The government has extended the ban on landlords evicting firms for unpaid commercial rent for another nine months.
The ban, which stops landlords taking tenants to court for non-payment, was due to end on 30 June, but has now been extended until March 2022 in the wake of Monday’s decision to push back so-called freedom day to 19 July.
Treasury secretary Stephen Barclay said the delay in easing lockdown restrictions, announced on Monday, “present additional challenges” to business.
It is estimated that firms in retail and hospitality are £5bn in rent debt.
The moratorium of commercial evictions was first announced in April last year, and was initially designed to help struggling businesses through to September 2020.
While retailers and hospitality firms welcomed the decision to extend the ban, landlords voiced dismay and again warned that some profitable tenants were abusing the ban to avoid paying rent they can afford.
Barclay said: “We welcome ongoing negotiations between landlords and tenants about accrued rent as we continue to recover from the pandemic. To support these, we’re now providing a new backstop to help businesses and tenants to return to normal.”
According to business secretary Kwasi Kwarteng, sorting out commercial rent debts will be supported by a new binding arbitration system.
He said: “The new arbitration process will be underpinned by law, providing commercial tenants and landlords with peace of mind that covid-related rent debts will be settled fairly, and with finality.”
However, the government has so far not announced plans to introduce a similar mandatory arbitration to settle disputes between landlords and tenants in the residential sector.

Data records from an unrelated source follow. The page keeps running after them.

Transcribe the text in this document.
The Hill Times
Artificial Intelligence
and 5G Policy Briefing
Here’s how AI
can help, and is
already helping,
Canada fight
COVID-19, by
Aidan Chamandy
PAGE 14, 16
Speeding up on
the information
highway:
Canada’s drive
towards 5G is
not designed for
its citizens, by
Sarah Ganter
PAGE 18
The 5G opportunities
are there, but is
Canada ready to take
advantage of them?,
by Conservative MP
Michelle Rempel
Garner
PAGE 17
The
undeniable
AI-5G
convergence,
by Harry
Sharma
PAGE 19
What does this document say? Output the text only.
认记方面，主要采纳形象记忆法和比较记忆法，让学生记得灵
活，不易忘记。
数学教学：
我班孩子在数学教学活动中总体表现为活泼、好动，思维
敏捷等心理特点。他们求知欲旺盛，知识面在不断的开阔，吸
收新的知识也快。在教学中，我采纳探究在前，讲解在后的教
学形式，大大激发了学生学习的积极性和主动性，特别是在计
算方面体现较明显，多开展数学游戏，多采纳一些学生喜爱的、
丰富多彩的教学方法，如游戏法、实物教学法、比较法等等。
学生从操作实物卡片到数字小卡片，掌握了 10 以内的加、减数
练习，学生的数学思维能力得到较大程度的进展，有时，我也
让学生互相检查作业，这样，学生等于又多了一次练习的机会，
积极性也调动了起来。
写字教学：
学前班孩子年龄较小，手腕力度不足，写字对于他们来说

Communities Secretary Robert Jenrick commented: “We have provided unprecedented support to businesses to help them through the pandemic. However, as we continue to lift restrictions and start to return to business as usual, tenants and landlords should be preparing to pay rent or come to an agreement if they have not done so already.
“This special scheme reflects the unprecedented nature of the pandemic and responds to the unique challenges faced by some businesses. It strikes the right balance between protecting landlords while also helping businesses most in need, so they are able to reopen when it is safe to do so.”